Quoi qu’il en soit, ces explications nous permettent d’apporter une première explication quant à la question que nous posions à propos de ce qui est perçu ou aperçu dans la phantasia perceptive artistique. Il est désormais clair que trois éléments analytiquement distincts s’y articulent de manière caractéristique : tout d’abord, la chose physique comme constitutive de la matérialité de l’œuvre, laquelle est donc toujours susceptible d’être prise en vue par une perception sensible (Wahrnehmung) (perception qui joue d’ailleurs toujours, peu ou prou, dans l’appréhension de l’œuvre), même si le regard esthétique relève essentiellement de la simple perception (Perzeption) par la mise hors-circuit de toute position d’être ; ensuite, à même cette perception (Perzeption), l’apparition de la chose comme jaillissant de manière singulière dans le champ de l’apparaître depuis sa matérialité propre ; et enfin, l’affect ou le sentiment lié non pas directement à l’objet, mais à cette même apparition.

Il appartiendra donc à la phénoménologie de l’œuvre d’art d’analyser chacun de ces trois moments, en montrant aussi comment ils en viennent à s’articuler les uns aux autres pour constituer l’œuvre dans son unité.

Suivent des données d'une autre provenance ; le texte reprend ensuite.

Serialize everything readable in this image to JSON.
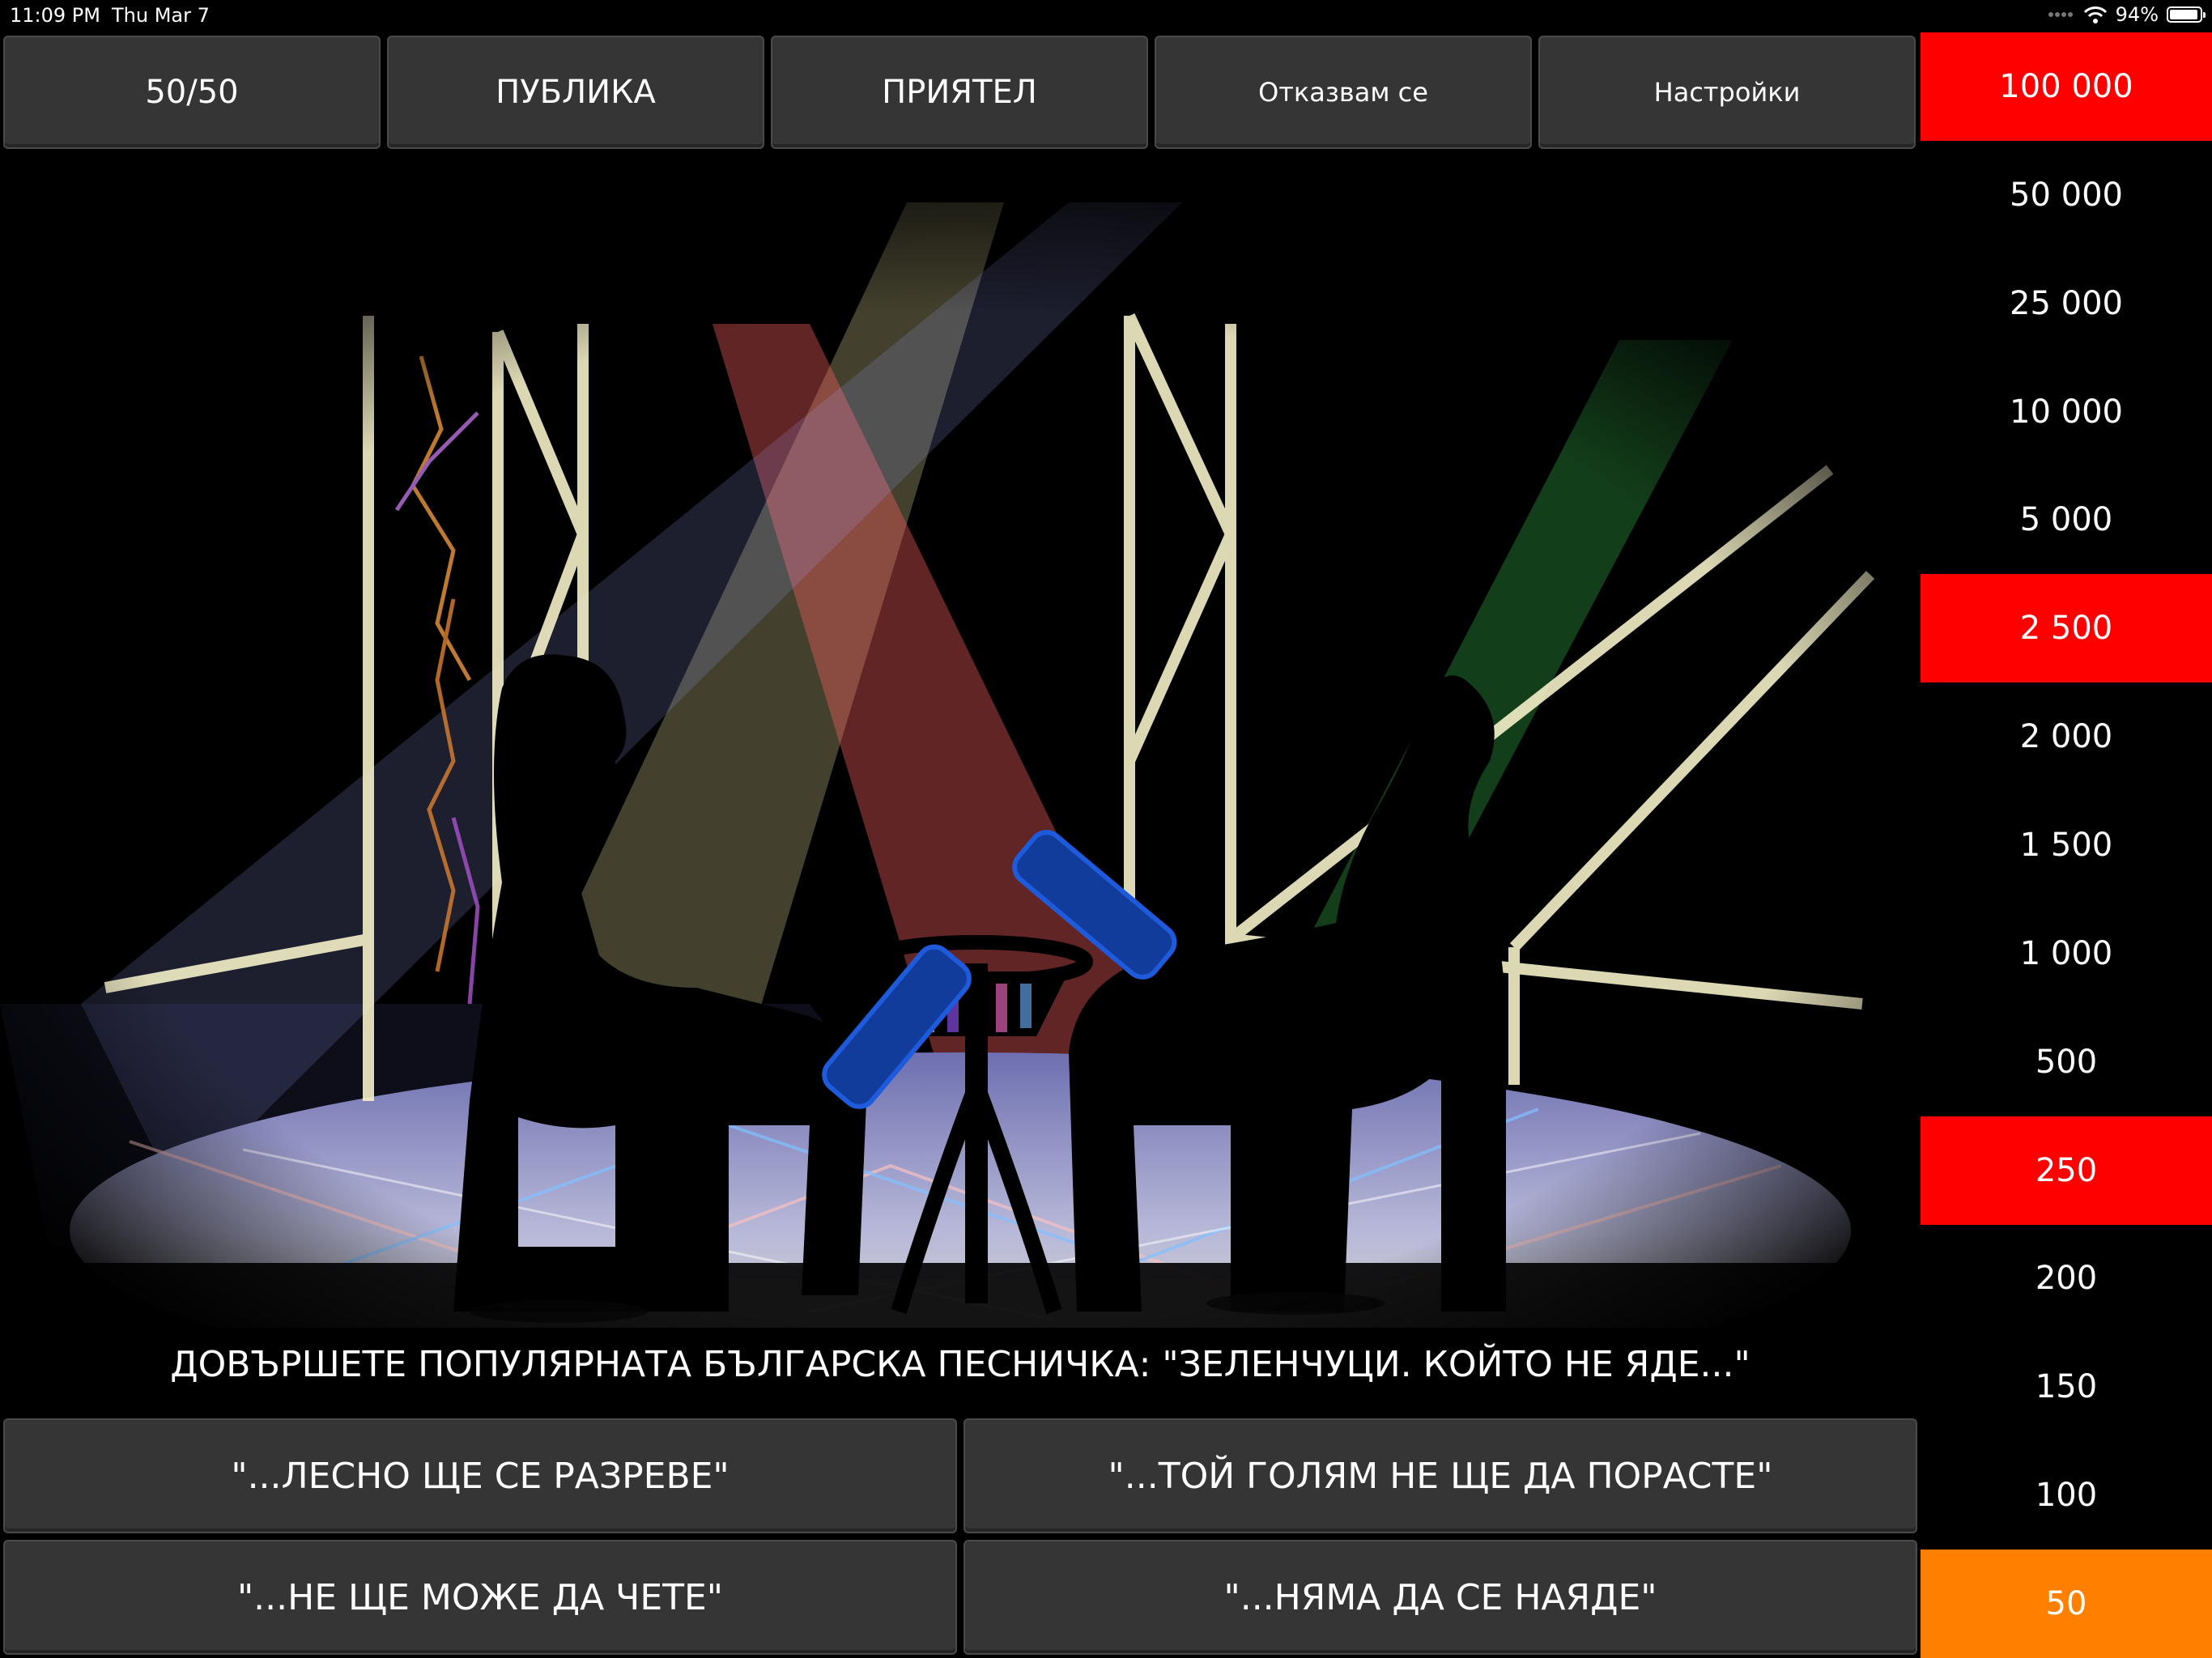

Tâche dont je propose un traitement, possible parmi d'autres, dans différents travaux en préparation concernant la musique et le théâtre.

Sacha Carlson

Vous pouvez citer ce texte en mentionnant : Sacha Carlson : "Husserl et l'esthétique", in www.sachacarlson.com, note de blog du 04 décembre 2016.

BIBLIOGRAPHIE :

HUSSERL : Husserliana (Hua) n°23 : Phantasie, Bildebewusstsein, Erinnerung, édité par E. Marbach, Kluwer Academics Publishers, Dordrecht-Boston-London, 1980 ; tr. fr. par R. Kassis et J.-F. Pestureau (revue par M. Richir), coll. « Jérôme Millon », Grenoble, 2002.

HUSSERL, Hua XXIII, texte n°15, traduit par et commenté par Marc RICHIR : « Phénoménologie de la conscience esthétique / Husserl (Hua. XXIII, texte n° 15) », in Revue d'Esthétique n° 36 : « Esthétique et Phénoménologie », J. M. Place, Paris, 1999, pp. 9-23.